Menurut Iqbal, Turki sampai saat ini bukan termasuk negara penerima ART. Dengan masyarakatnya yang relatif sudah mandiri, jasa ART di Turki menjadi sektor jasa yang tidak begitu dibutuhkan. Oleh karena itu, menjadi janggal kalau kemudian ada lowongan untuk jasa ART ke Turki.
Di sisi lain, ada lonjakan jumlah kasus perdagangan manusia yang melibatkan WNI, yang pada sebagian besar dipekerjakan sebagai ART di Turki. Berdasarkan data Iqbal, sepanjang 2020, jumlah total kasus yang melibatkan WNI dan masuk ke dalam kategori tindak pidana perdagangan orang mencapai 20 kasus.
“Sementara dalam jangka waktu Januari hingga hari ini pada tahun 2021, sudah tercatat 19 kasus. Sudah hampir sama dengan jumlah kasus setahun pada tahun lalu,” ujar Iqbal.
Namun, selama ini Turki dipercaya hanya dijadikan tempat transit. Sementara pelakunya merupakan warga dari negara-negara konflik yang berada di sekitar Turki dan menetap di negara yang dipimpin oleh Erdogan itu.

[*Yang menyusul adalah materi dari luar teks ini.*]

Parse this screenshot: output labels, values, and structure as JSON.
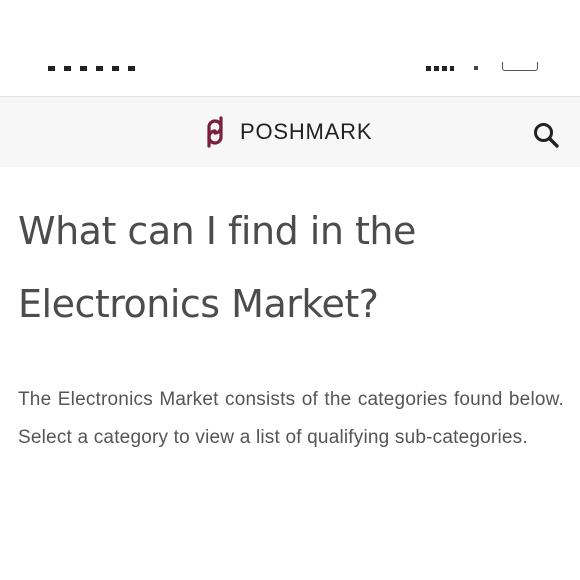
{
  "header": {
    "brand_name": "POSHMARK",
    "icons": {
      "logo": "poshmark-logo-icon",
      "search": "search-icon"
    },
    "colors": {
      "logo": "#7a1f3d",
      "header_bg": "#f7f7f7"
    }
  },
  "main": {
    "headline": "What can I find in the Electronics Market?",
    "body": "The Electronics Market consists of the categories found below. Select a category to view a list of qualifying sub-categories."
  }
}
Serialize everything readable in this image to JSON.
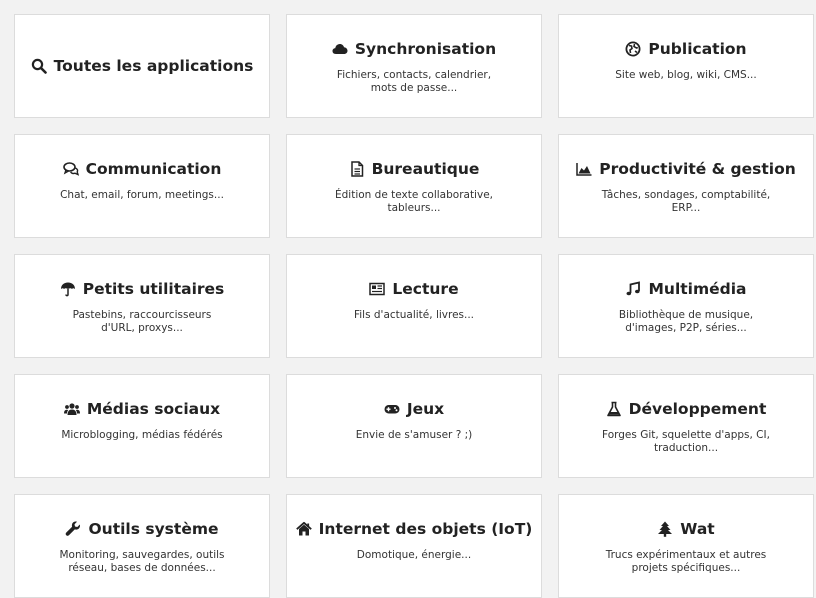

“Tawaran untuk bekerja sebagai ART di Turki itu sudah dipastikan adalah ilegal dan itu sangat rentan menjadi korban perdagangan manusia,” ucapnya.
Melonjak Dalam Lima Tahun Terakhir
Berdasarkan laporan perdagangan orang di Turki sepanjang 2020 yang diakses Asumsi.co dari Office to Monitor and Combat Trafficking in Persons, Departemen Luar Negeri Amerika Serikat, selama lima tahun terakhir, pelaku perdagangan manusia memang mengeksploitasi korban domestik dan asing di Turki. Selain Indonesia, korban perdagangan manusia di Turki juga ada yang berasal dari Asia Tengah, Asia Selatan, Eropa Timur, Azerbaijan, Maroko, dan Suriah.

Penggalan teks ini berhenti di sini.